Les efforts sont loin d’être finis. La Grèce doit adopter une nouvelle série de mesures d’austérité pour garantir l’octroi d’un nouveau plan d’aide européen. Le gouvernement a déposé mardi un projet de loi comprenant le deuxième volet de réformes demandées par l'Union européenne (UE) et le Fonds monétaire international (FMI). Ce texte doit être examiné mercredi à la Vouli, le Parlement grec, en procédure d'urgence.

Des mesures concernant la justice civile et les banques

L’accord conclu le 13 juillet dernier entre Athènes et l’Eurogroupe, composé des ministres des Finances des 19 Etats de la zone euro, prévoit deux séries de réformes prioritaires, à lancer successivement les 15 et 22 juillet 2015, sous peine de remettre en question le nouveau plan d’aide européen pour la Grèce.

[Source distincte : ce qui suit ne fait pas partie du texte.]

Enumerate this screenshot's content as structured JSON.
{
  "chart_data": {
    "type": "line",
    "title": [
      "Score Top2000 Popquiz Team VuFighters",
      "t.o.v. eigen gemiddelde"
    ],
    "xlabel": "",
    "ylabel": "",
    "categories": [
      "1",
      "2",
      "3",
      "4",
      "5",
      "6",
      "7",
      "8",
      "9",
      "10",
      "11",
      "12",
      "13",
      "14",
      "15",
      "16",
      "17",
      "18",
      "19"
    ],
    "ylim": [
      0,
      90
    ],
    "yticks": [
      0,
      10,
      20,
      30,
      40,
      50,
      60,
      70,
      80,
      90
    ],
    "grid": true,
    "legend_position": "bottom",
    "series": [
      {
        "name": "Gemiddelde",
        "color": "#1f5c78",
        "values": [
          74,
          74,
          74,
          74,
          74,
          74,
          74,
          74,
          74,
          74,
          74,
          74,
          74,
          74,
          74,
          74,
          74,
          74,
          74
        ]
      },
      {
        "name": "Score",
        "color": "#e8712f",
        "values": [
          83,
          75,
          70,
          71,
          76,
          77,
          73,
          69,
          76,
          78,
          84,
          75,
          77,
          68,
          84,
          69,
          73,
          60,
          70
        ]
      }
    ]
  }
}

Ce deuxième train de mesures concerne cette fois la justice civile et les banques, à travers une réforme du code de procédure civile visant à simplifier et accélérer la justice tout en réduisant les coûts et la transposition dans la loi grecque de la directive européenne sur le redressement et la résolution des crises bancaires [en anglais Bank Recovery and Resolution Directive, BRRD]. Cette directive, adoptée en 2013 lors de la crise à Chypre, prévoit de faire porter en premier lieu le coût d’une faillite bancaire aux actionnaires et aux créanciers des banques, avant les contribuables. Elle garantit également les dépôts bancaires jusqu’à 100.000 euros. La directive BRRD doit d’ailleurs être transposée dans tous les pays de l’UE d’ici fin juillet 2015, sous peine de sanctions.

Un texte de 977 pages

Comme lors du vote sur le premier volet de mesures qui englobait notamment des réformes sur la TVA et les retraites, les députés auront 36 heures pour débattre en procédure d’urgence ce projet de loi qui fait 977 pages, selon le site grec Vouliwatch.

L’ancien ministre des Finances Yanis Varoufakis, qui a publié sur son blog une version annotée de l’accord du 13 juillet entre Athènes et l’Eurogroupe, n’a pas épargné ce deuxième volet de mesures. Concernant la réforme de la procédure civile, il prédit des « saisies, expulsions et liquidations de milliers d’habitations et d’entreprises qui ne sont pas en mesure de rembourser leurs emprunts ».

Un nouveau test pour Tsipras

Le vote de mecredi constitue un nouveau test pour le Premier ministre Alexis Tsipras, issu du parti de la gauche radicale Syriza, dont un cinquième des députés ont rejeté le premier volet de mesures de rigueurs adopté dans la nuit du 15 au 16 juillet. Suite à ce vote, Alexis Tsipras a remanié son gouvernement en excluant notamment le chef de file des « frondeurs » de Syriza, le ministre du redressement productif Panagiotis Lafazanis.

Lire l’interview de Georges Prévélakis : « Alexis Tsipras va effectuer une purge au sein de son parti »

L'adoption des mesures d'austérité exigées par les créanciers a entraîné des manifestations agitées à Athènes la semaine dernière. Le syndicat des fonctionnaires Adedy a annoncé un rassemblement mercredi soir, pendant le débat du texte à la Vouli.

Si le Parlement adopte ces mesures mercredi, alors Athènes aura rempli les conditions imposées par ses créanciers et les négociations en vue d’un troisième mémorandum pourront débuter. Le gouvernement grec a indiqué mardi qu’il espérait finaliser l’accord avec les créanciers sur le nouveau prêt d’ici le 20 août prochain, date à laquelle Athènes doit notamment rembourser 3,2 milliards d’euros à la Banque centrale européenne (BCE).